Data breaches have been discovered at both Stanford University and Rutgers University, exposing personal records of thousands of faculty members and students.
At Stanford, a misconfiguration of permissions on file-sharing platforms is to blame for several data breaches.
A student staff member of the Stanford Daily discovered a data breach and reported it to campus privacy authorities on November 9. The student was able to access unidentified sexual assault reports which were being collected under the Clery Act from 2005 to 2012.
The data was stored on the Andrew Filed Sharing platform and was accessible to any AFS user, including those outside of Stanford, according to Stanford News.
“We greatly appreciate the Stanford Daily’s responsible handling of the confidential information and for their prompt reporting to the university,” says Wendi Wright, Stanford’s chief privacy officer. “We were able to secure confidential AFS files within two hours of learning of the exposure and promptly launched an intensive investigation. In addition, we have urgently reached out to all managers of shared file servers to review access permissions and to delete old files.”
While the University Privacy Office and the Graduate School of Business IT teams investigated the November 9 exposure, they discovered a file on November 21 which contained names, birthdates, Social Security numbers and salary information for nearly 10,000 non-teaching university employees from an August 2008 snapshot. Confidential financial aid information for MBA students was accessible as well.
Stanford officials say last September, the folder’s permissions were changed, making the file “inadvertently” accessible on the business school’s shared drive. The file was accessible for six months before it was secured last March, reports Palo Alto Online.
Although the school says it has no “direct evidence” that the personally identifiable information was accessed, notification letters were sent to all potentially impacted employees and students. The school is also offering credit monitoring and fraud protection services.
School officials say they will put in place automated periodic permissions and file content scanning as well as regular manual reviews by content owners. Content owners will also be required to complete an awareness and training program.

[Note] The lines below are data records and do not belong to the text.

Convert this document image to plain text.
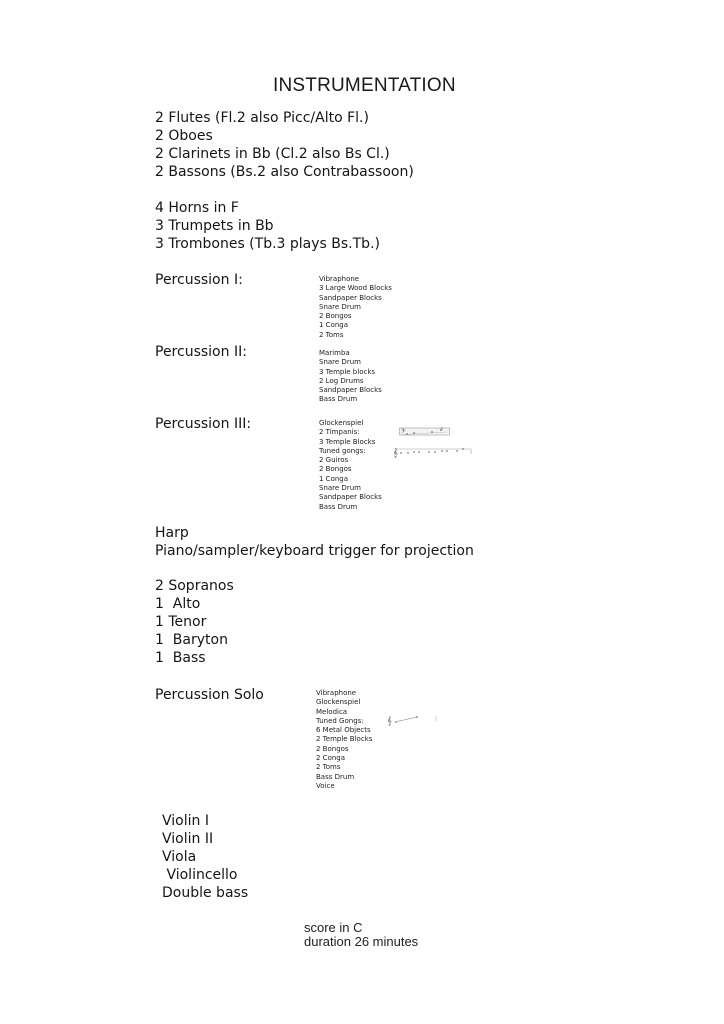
INSTRUMENTATION
2 Flutes (Fl.2 also Picc/Alto Fl.)
2 Oboes
2 Clarinets in Bb (Cl.2 also Bs Cl.)
2 Bassons (Bs.2 also Contrabassoon)
4 Horns in F
3 Trumpets in Bb
3 Trombones (Tb.3 plays Bs.Tb.)
Percussion I:	Vibraphone
3 Large Wood Blocks
Sandpaper Blocks
Snare Drum
2 Bongos
1 Conga
2 Toms
Percussion II:	Marimba
Snare Drum
3 Temple blocks
2 Log Drums
Sandpaper Blocks
Bass Drum
Percussion III:	Glockenspiel
2 Timpanis:
3 Temple Blocks
Tuned gongs:
2 Guiros
2 Bongos
1 Conga
Snare Drum
Sandpaper Blocks
Bass Drum
𝄢
𝄞
Harp
Piano/sampler/keyboard trigger for projection
2 Sopranos
1  Alto
1 Tenor
1  Baryton
1  Bass
Percussion Solo	Vibraphone
Glockenspiel
Melodica
Tuned Gongs:
6 Metal Objects
2 Temple Blocks
2 Bongos
2 Conga
2 Toms
Bass Drum
Voice
𝄞
Violin I
Violin II
Viola
Violincello
Double bass
score in C
duration 26 minutes
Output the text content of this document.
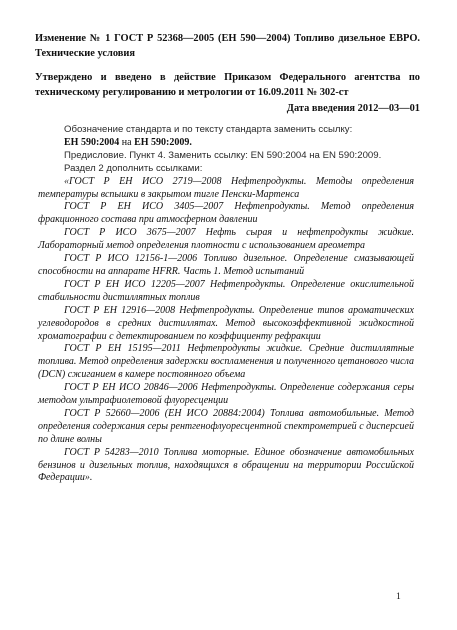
Изменение № 1 ГОСТ Р 52368—2005 (ЕН 590—2004) Топливо дизельное ЕВРО. Технические условия

Утверждено и введено в действие Приказом Федерального агентства по техническому регулированию и метрологии от 16.09.2011 № 302-ст

Дата введения 2012—03—01

Обозначение стандарта и по тексту стандарта заменить ссылку:

ЕН 590:2004 на ЕН 590:2009.

Предисловие. Пункт 4. Заменить ссылку: EN 590:2004 на EN 590:2009.

Раздел 2 дополнить ссылками:

«ГОСТ Р ЕН ИСО 2719—2008 Нефтепродукты. Методы определения температуры вспышки в закрытом тигле Пенски-Мартенса

ГОСТ Р ЕН ИСО 3405—2007 Нефтепродукты. Метод определения фракционного состава при атмосферном давлении

ГОСТ Р ИСО 3675—2007 Нефть сырая и нефтепродукты жидкие. Лабораторный метод определения плотности с использованием ареометра

ГОСТ Р ИСО 12156-1—2006 Топливо дизельное. Определение смазывающей способности на аппарате HFRR. Часть 1. Метод испытаний

ГОСТ Р ЕН ИСО 12205—2007 Нефтепродукты. Определение окислительной стабильности дистиллятных топлив

ГОСТ Р ЕН 12916—2008 Нефтепродукты. Определение типов ароматических углеводородов в средних дистиллятах. Метод высокоэффективной жидкостной хроматографии с детектированием по коэффициенту рефракции

ГОСТ Р ЕН 15195—2011 Нефтепродукты жидкие. Средние дистиллятные топлива. Метод определения задержки воспламенения и полученного цетанового числа (DCN) сжиганием в камере постоянного объема

ГОСТ Р ЕН ИСО 20846—2006 Нефтепродукты. Определение содержания серы методом ультрафиолетовой флуоресценции

ГОСТ Р 52660—2006 (ЕН ИСО 20884:2004) Топлива автомобильные. Метод определения содержания серы рентгенофлуоресцентной спектрометрией с дисперсией по длине волны

ГОСТ Р 54283—2010 Топлива моторные. Единое обозначение автомобильных бензинов и дизельных топлив, находящихся в обращении на территории Российской Федерации».

1
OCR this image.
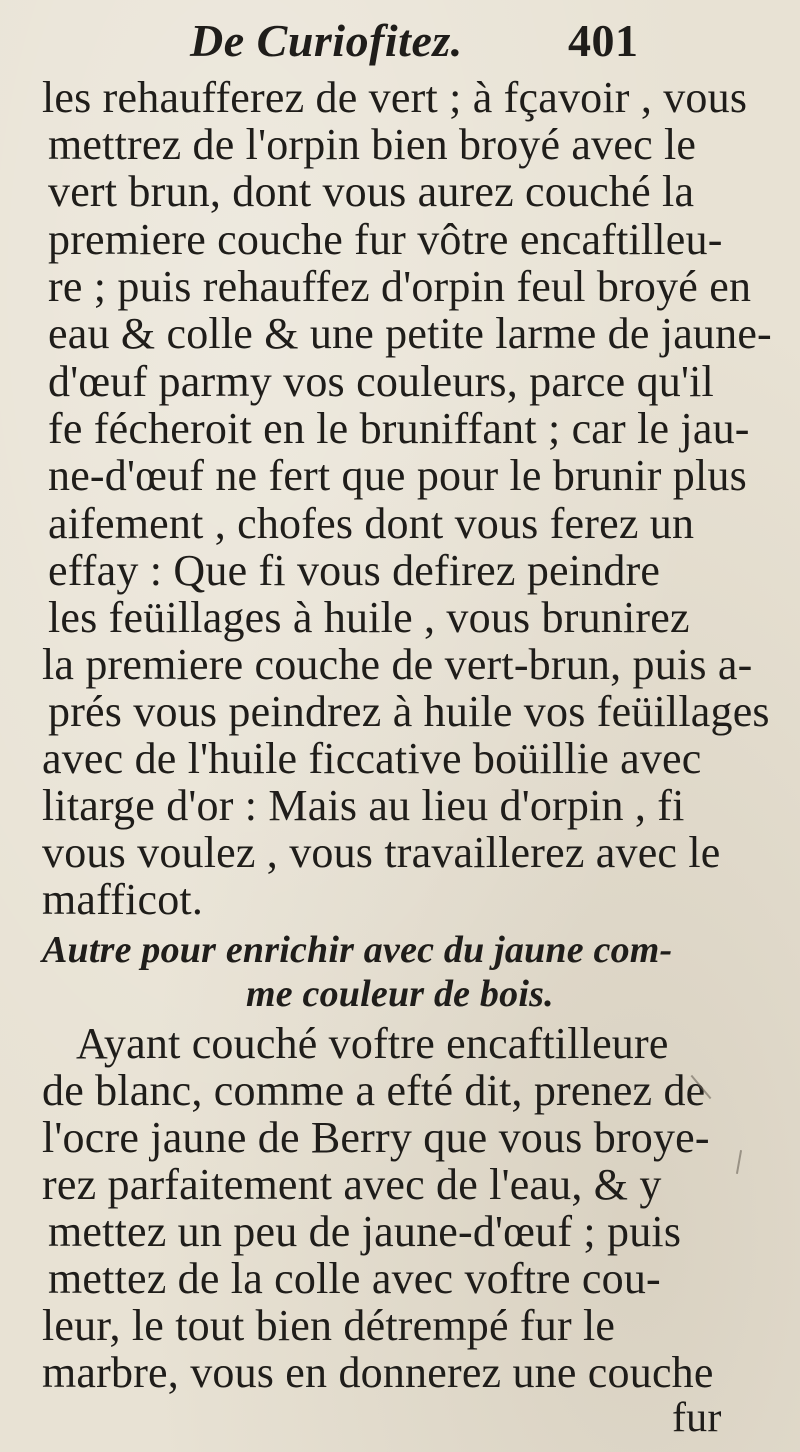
De Curiofitez. 401
les rehaufferez de vert ; à fçavoir , vous
mettrez de l'orpin bien broyé avec le
vert brun, dont vous aurez couché la
premiere couche fur vôtre encaftilleu-
re ; puis rehauffez d'orpin feul broyé en
eau & colle & une petite larme de jaune-
d'œuf parmy vos couleurs, parce qu'il
fe fécheroit en le bruniffant ; car le jau-
ne-d'œuf ne fert que pour le brunir plus
aifement , chofes dont vous ferez un
effay : Que fi vous defirez peindre
les feüillages à huile , vous brunirez
la premiere couche de vert-brun, puis a-
prés vous peindrez à huile vos feüillages
avec de l'huile ficcative boüillie avec
litarge d'or : Mais au lieu d'orpin , fi
vous voulez , vous travaillerez avec le
mafficot.
Autre pour enrichir avec du jaune com-
me couleur de bois.
Ayant couché voftre encaftilleure
de blanc, comme a efté dit, prenez de
l'ocre jaune de Berry que vous broye-
rez parfaitement avec de l'eau, & y
mettez un peu de jaune-d'œuf ; puis
mettez de la colle avec voftre cou-
leur, le tout bien détrempé fur le
marbre, vous en donnerez une couche
fur
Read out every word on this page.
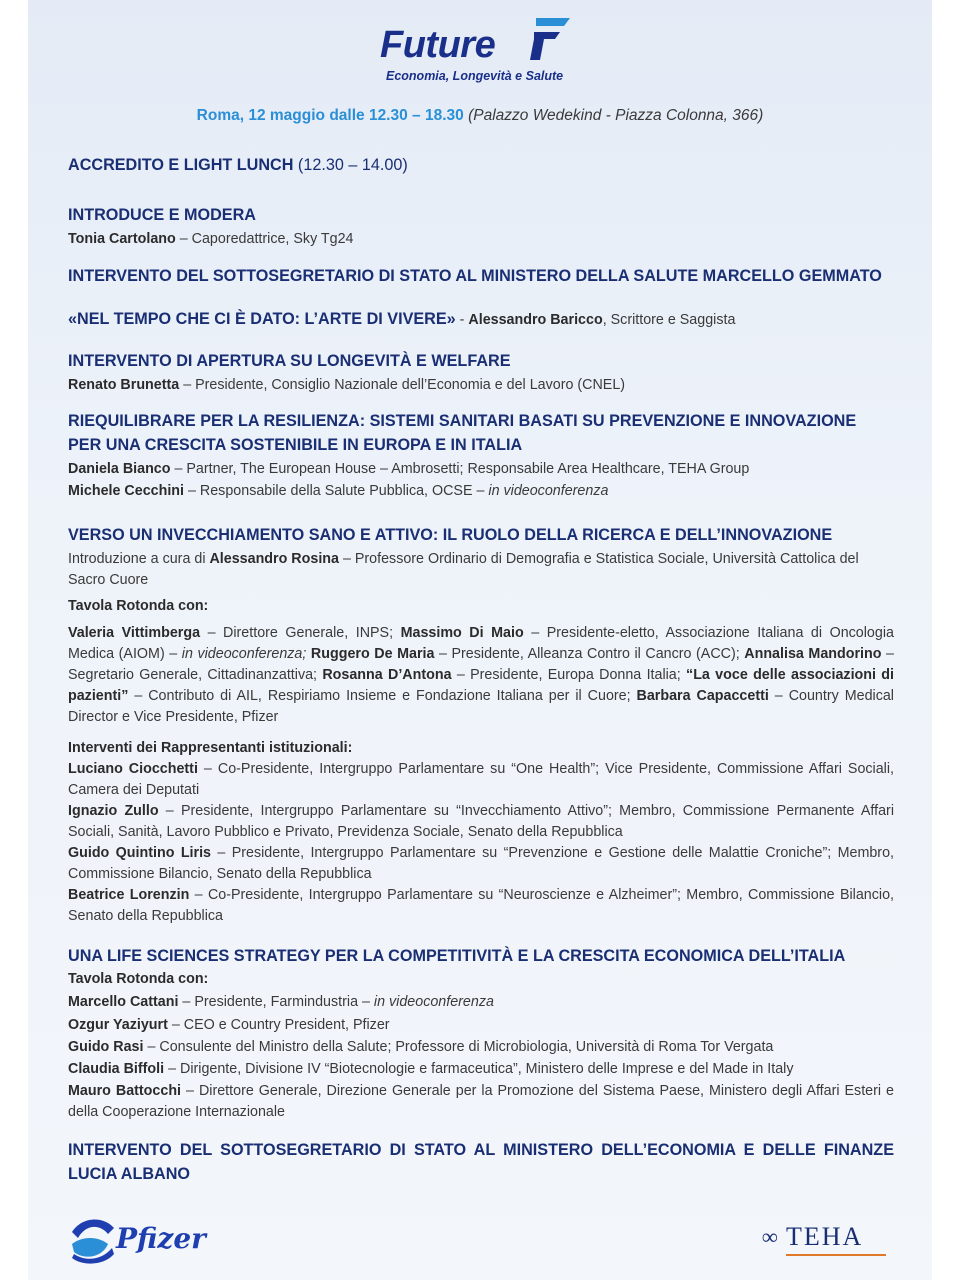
Future
Economia, Longevità e Salute
Roma, 12 maggio dalle 12.30 – 18.30 (Palazzo Wedekind - Piazza Colonna, 366)

ACCREDITO E LIGHT LUNCH (12.30 – 14.00)

INTRODUCE E MODERA

Tonia Cartolano – Caporedattrice, Sky Tg24

INTERVENTO DEL SOTTOSEGRETARIO DI STATO AL MINISTERO DELLA SALUTE MARCELLO GEMMATO

«NEL TEMPO CHE CI È DATO: L’ARTE DI VIVERE» - Alessandro Baricco, Scrittore e Saggista

INTERVENTO DI APERTURA SU LONGEVITÀ E WELFARE

Renato Brunetta – Presidente, Consiglio Nazionale dell’Economia e del Lavoro (CNEL)

RIEQUILIBRARE PER LA RESILIENZA: SISTEMI SANITARI BASATI SU PREVENZIONE E INNOVAZIONE

PER UNA CRESCITA SOSTENIBILE IN EUROPA E IN ITALIA

Daniela Bianco – Partner, The European House – Ambrosetti; Responsabile Area Healthcare, TEHA Group

Michele Cecchini – Responsabile della Salute Pubblica, OCSE – in videoconferenza

VERSO UN INVECCHIAMENTO SANO E ATTIVO: IL RUOLO DELLA RICERCA E DELL’INNOVAZIONE

Introduzione a cura di Alessandro Rosina – Professore Ordinario di Demografia e Statistica Sociale, Università Cattolica del Sacro Cuore

Tavola Rotonda con:

Valeria Vittimberga – Direttore Generale, INPS; Massimo Di Maio – Presidente-eletto, Associazione Italiana di Oncologia Medica (AIOM) – in videoconferenza; Ruggero De Maria – Presidente, Alleanza Contro il Cancro (ACC); Annalisa Mandorino – Segretario Generale, Cittadinanzattiva; Rosanna D’Antona – Presidente, Europa Donna Italia; “La voce delle associazioni di pazienti” – Contributo di AIL, Respiriamo Insieme e Fondazione Italiana per il Cuore; Barbara Capaccetti – Country Medical Director e Vice Presidente, Pfizer

Interventi dei Rappresentanti istituzionali:

Luciano Ciocchetti – Co-Presidente, Intergruppo Parlamentare su “One Health”; Vice Presidente, Commissione Affari Sociali, Camera dei Deputati

Ignazio Zullo – Presidente, Intergruppo Parlamentare su “Invecchiamento Attivo”; Membro, Commissione Permanente Affari Sociali, Sanità, Lavoro Pubblico e Privato, Previdenza Sociale, Senato della Repubblica

Guido Quintino Liris – Presidente, Intergruppo Parlamentare su “Prevenzione e Gestione delle Malattie Croniche”; Membro, Commissione Bilancio, Senato della Repubblica

Beatrice Lorenzin – Co-Presidente, Intergruppo Parlamentare su “Neuroscienze e Alzheimer”; Membro, Commissione Bilancio, Senato della Repubblica

UNA LIFE SCIENCES STRATEGY PER LA COMPETITIVITÀ E LA CRESCITA ECONOMICA DELL’ITALIA

Tavola Rotonda con:

Marcello Cattani – Presidente, Farmindustria – in videoconferenza

Ozgur Yaziyurt – CEO e Country President, Pfizer

Guido Rasi – Consulente del Ministro della Salute; Professore di Microbiologia, Università di Roma Tor Vergata

Claudia Biffoli – Dirigente, Divisione IV “Biotecnologie e farmaceutica”, Ministero delle Imprese e del Made in Italy

Mauro Battocchi – Direttore Generale, Direzione Generale per la Promozione del Sistema Paese, Ministero degli Affari Esteri e della Cooperazione Internazionale

INTERVENTO DEL SOTTOSEGRETARIO DI STATO AL MINISTERO DELL’ECONOMIA E DELLE FINANZE LUCIA ALBANO

Pfizer	∞ TEHA
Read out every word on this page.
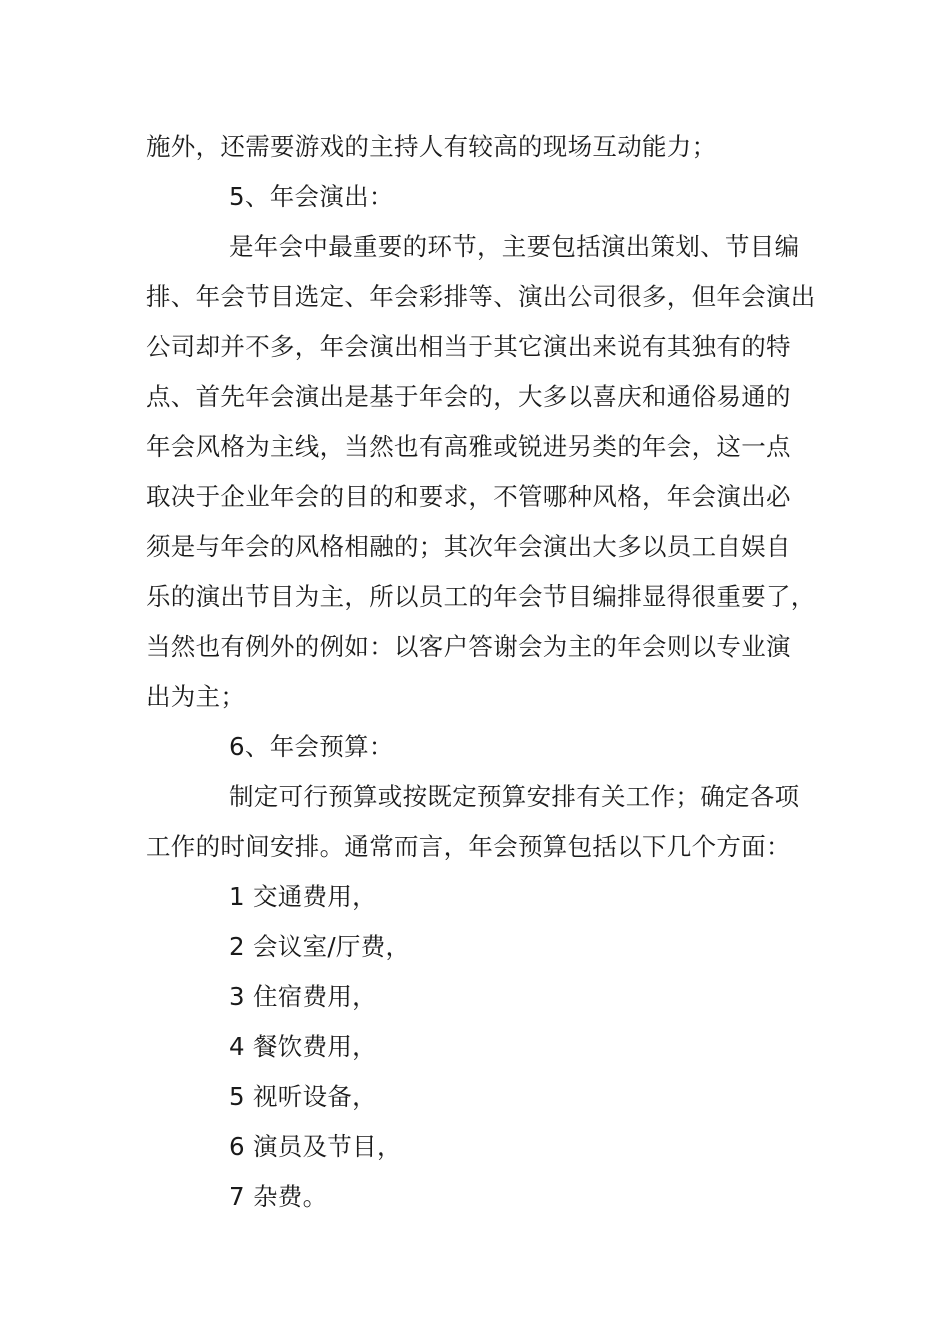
施外，还需要游戏的主持人有较高的现场互动能力；
5、年会演出：
是年会中最重要的环节，主要包括演出策划、节目编
排、年会节目选定、年会彩排等、演出公司很多，但年会演出
公司却并不多，年会演出相当于其它演出来说有其独有的特
点、首先年会演出是基于年会的，大多以喜庆和通俗易通的
年会风格为主线，当然也有高雅或锐进另类的年会，这一点
取决于企业年会的目的和要求，不管哪种风格，年会演出必
须是与年会的风格相融的；其次年会演出大多以员工自娱自
乐的演出节目为主，所以员工的年会节目编排显得很重要了，
当然也有例外的例如：以客户答谢会为主的年会则以专业演
出为主；
6、年会预算：
制定可行预算或按既定预算安排有关工作；确定各项
工作的时间安排。通常而言，年会预算包括以下几个方面：
1 交通费用，
2 会议室/厅费，
3 住宿费用，
4 餐饮费用，
5 视听设备，
6 演员及节目，
7 杂费。
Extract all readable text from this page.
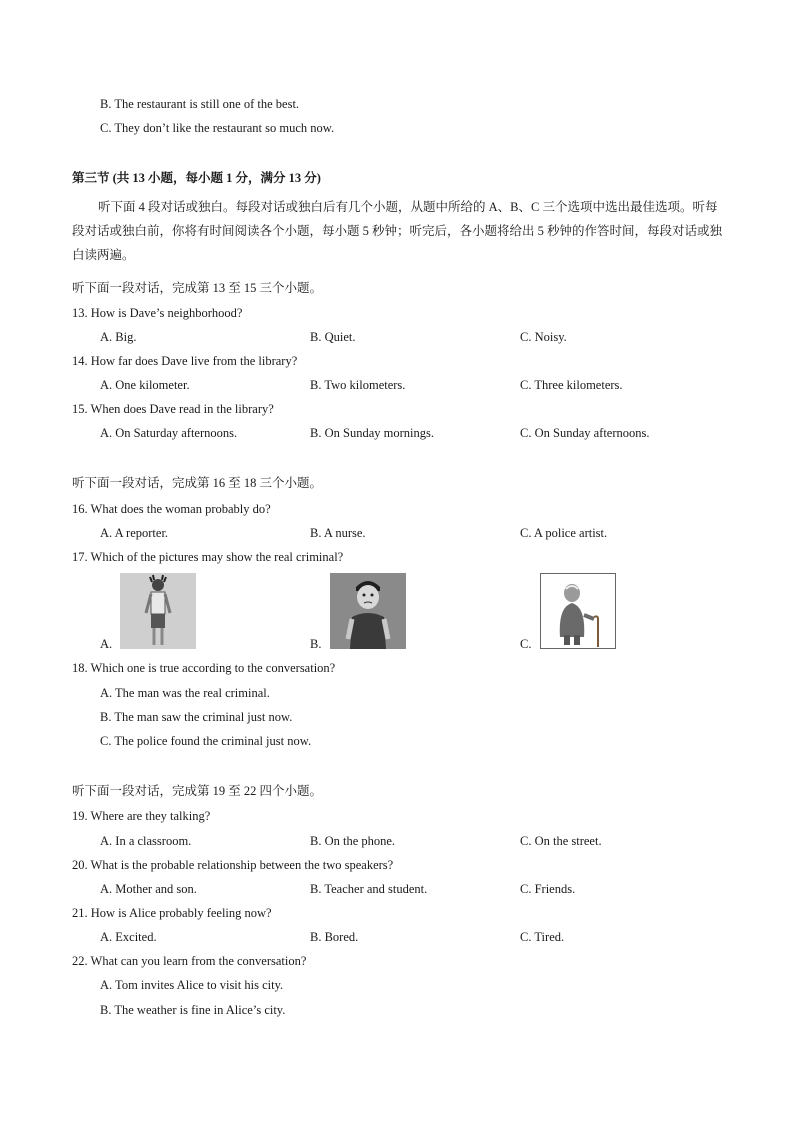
B. The restaurant is still one of the best.
C. They don’t like the restaurant so much now.
第三节 (共 13 小题，每小题 1 分，满分 13 分)
听下面 4 段对话或独白。每段对话或独白后有几个小题，从题中所给的 A、B、C 三个选项中选出最佳选项。听每段对话或独白前，你将有时间阅读各个小题，每小题 5 秒钟；听完后，各小题将给出 5 秒钟的作答时间，每段对话或独白读两遍。
听下面一段对话，完成第 13 至 15 三个小题。
13. How is Dave’s neighborhood?
A. Big.	B. Quiet.	C. Noisy.
14. How far does Dave live from the library?
A. One kilometer.	B. Two kilometers.	C. Three kilometers.
15. When does Dave read in the library?
A. On Saturday afternoons.	B. On Sunday mornings.	C. On Sunday afternoons.
听下面一段对话，完成第 16 至 18 三个小题。
16. What does the woman probably do?
A. A reporter.	B. A nurse.	C. A police artist.
17. Which of the pictures may show the real criminal?
A.	B.	C.
18. Which one is true according to the conversation?
A. The man was the real criminal.
B. The man saw the criminal just now.
C. The police found the criminal just now.
听下面一段对话，完成第 19 至 22 四个小题。
19. Where are they talking?
A. In a classroom.	B. On the phone.	C. On the street.
20. What is the probable relationship between the two speakers?
A. Mother and son.	B. Teacher and student.	C. Friends.
21. How is Alice probably feeling now?
A. Excited.	B. Bored.	C. Tired.
22. What can you learn from the conversation?
A. Tom invites Alice to visit his city.
B. The weather is fine in Alice’s city.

Academic Information Exposed in Rutgers’ Data Breach
University spokesman Neal Buccino says the affected students were in the Department of Computer Science and shared information included ID numbers, cumulative GPAs and class schedules. No Social Security numbers, addresses or financial information were leaked, according to Buccino.
The leak, blamed on an “administrative error”, was discovered when 18 students were able to access the data. The school notified the students who were able to view the information that the data was confidential.
The most recent exposure is minute in comparison to cyber attacks which have plagued Rutgers in recent years. In fall 2015, several Distributed-Denial-of-Service (DDoS) attacks crippled Rutgers’ network when a hacker refused to stop paralyzing the school’s network until they hired a DDoS protection service.
It was discovered in January 2017 that the perpetrator was Paras Jha, a Rutgers student, who had bragged about his responsibility to a co-worker.
Jha also attacked a French web-hosting company with one terabit of data per second, which is the record for the largest DDoS attack in history.